Thursday, October 01, 2015
The culture of genocide posted by Richard Seymour
Jeremy Corbyn is opposed, under any circumstances, to the use of weapons of mass destruction. He is opposed to weapons whose use is inherently genocidal. There is no circumstance under which it is conceivable that the military use of nuclear weapons would be anything short of insane, and Corbyn is opposed to that. He would not push the button. And our political and media class finds this to be outrageous.The pundits are noisy and truculent. But behind their noisy rationalisations, there is this symptomatic aporia. They will not say it. Not a single one of them can or will say under what circumstances they would consider the use of nuclear weapons. Instead, we get mysteriously complacent bluster along the lines that "it would be lovely to live in Corbyn's world of magical elves and fairies, faw faw faw, where no one is ever unkind, faw faw faw, but this is the real world, faw faw faw, what would he do if the Islamic State threatened Britain with a dirty bomb, faw faw faw...".

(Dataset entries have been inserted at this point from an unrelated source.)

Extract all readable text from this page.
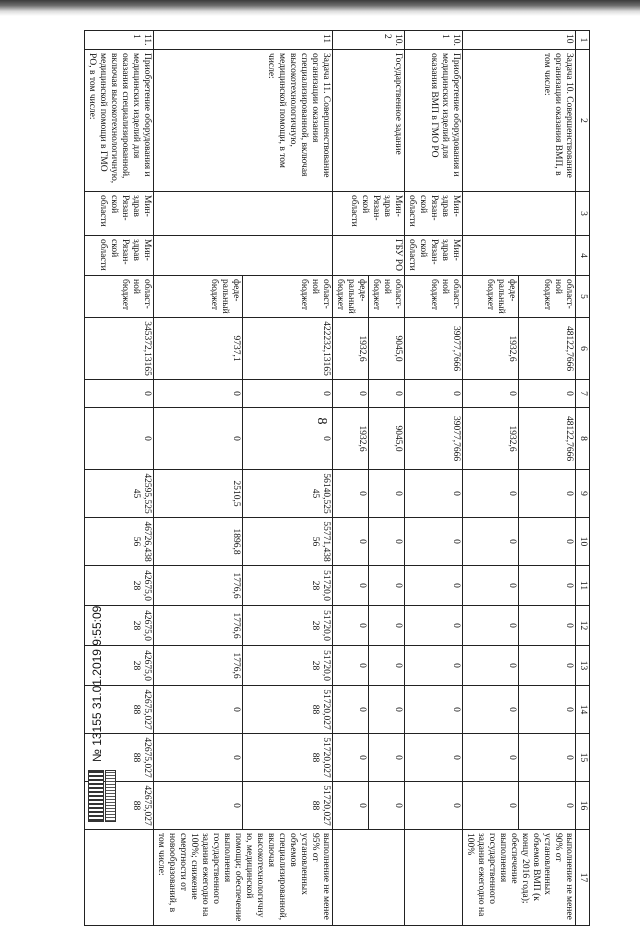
8
1	2	3	4	5	6	7	8	9	10	11	12	13	14	15	16	17
10	Задача 10. Совершенствование организации оказания ВМП, в том числе:			област-ной бюджет	48122,7666	0	48122,7666	0	0	0	0	0	0	0	0	выполнение не менее 90% от установленных объемов ВМП (к концу 2016 года); обеспечение выполнения государственного задания ежегодно на 100%
				феде-ральный бюджет	1932,6	0	1932,6	0	0	0	0	0	0	0	0	
10.1	Приобретение оборудования и медицинских изделий для оказания ВМП в ГМО РО	Мин-здрав Рязан-ской области	Мин-здрав Рязан-ской области	област-ной бюджет	39077,7666	0	39077,7666	0	0	0	0	0	0	0	0	
10.2	Государственное задание	Мин-здрав Рязан-ской области	ГБУ РО	област-ной бюджет	9045,0	0	9045,0	0	0	0	0	0	0	0	0	
				феде-ральный бюджет	1932,6	0	1932,6	0	0	0	0	0	0	0	0	
11	Задача 11. Совершенствование организации оказания специализированной, включая высокотехнологичную, медицинской помощи, в том числе:			област-ной бюджет	422232,13165	0	0	56140,52545	55771,43856	51720,028	51720,028	51720,028	51720,02788	51720,02788	51720,02788	выполнение не менее 95% от установленных объемов специализированной, включая высокотехнологичную, медицинской помощи; обеспечение выполнения государственного задания ежегодно на 100%; снижение смертности от новообразований, в том числе:
				феде-ральный бюджет	9737,1	0	0	2510,5	1896,8	1776,6	1776,6	1776,6	0	0	0	
11.1	Приобретение оборудования и медицинских изделий для оказания специализированной, включая высокотехнологичную, медицинской помощи в ГМО РО, в том числе:	Мин-здрав Рязан-ской области	Мин-здрав Рязан-ской области	област-ной бюджет	345372,13165	0	0	42595,52545	46726,43856	42675,028	42675,028	42675,028	42675,02788	42675,02788	42675,02788	
№ 13155 31.01.2019 9:55:09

The Westminster consensus is monstrous. It couldn't be clearer that for its adherents, Britain's role in the world, and all of the immense material gains that businesses and investors derive from this dominance, depends upon the continued implied threat of nuclear genocide - and they're ultimately very comfortable with that.
It is better that we know this than that we don't. We have endured years of histrionics over weapons of mass destruction in the Middle East. The 'Iran deal', about which there is some misplaced triumphalism, followed years of belligerent falsehoods and tub-thumping for war, because someone might break Israel's nuclear monopoly in the region. And the very same state elites and a media claques that would not hesitate to 'push the button', and for whom the idea of not ever doing that is something absurd and drippy, to be scoffed at, are the ones who raised the alarm. It is, as I say, good to know.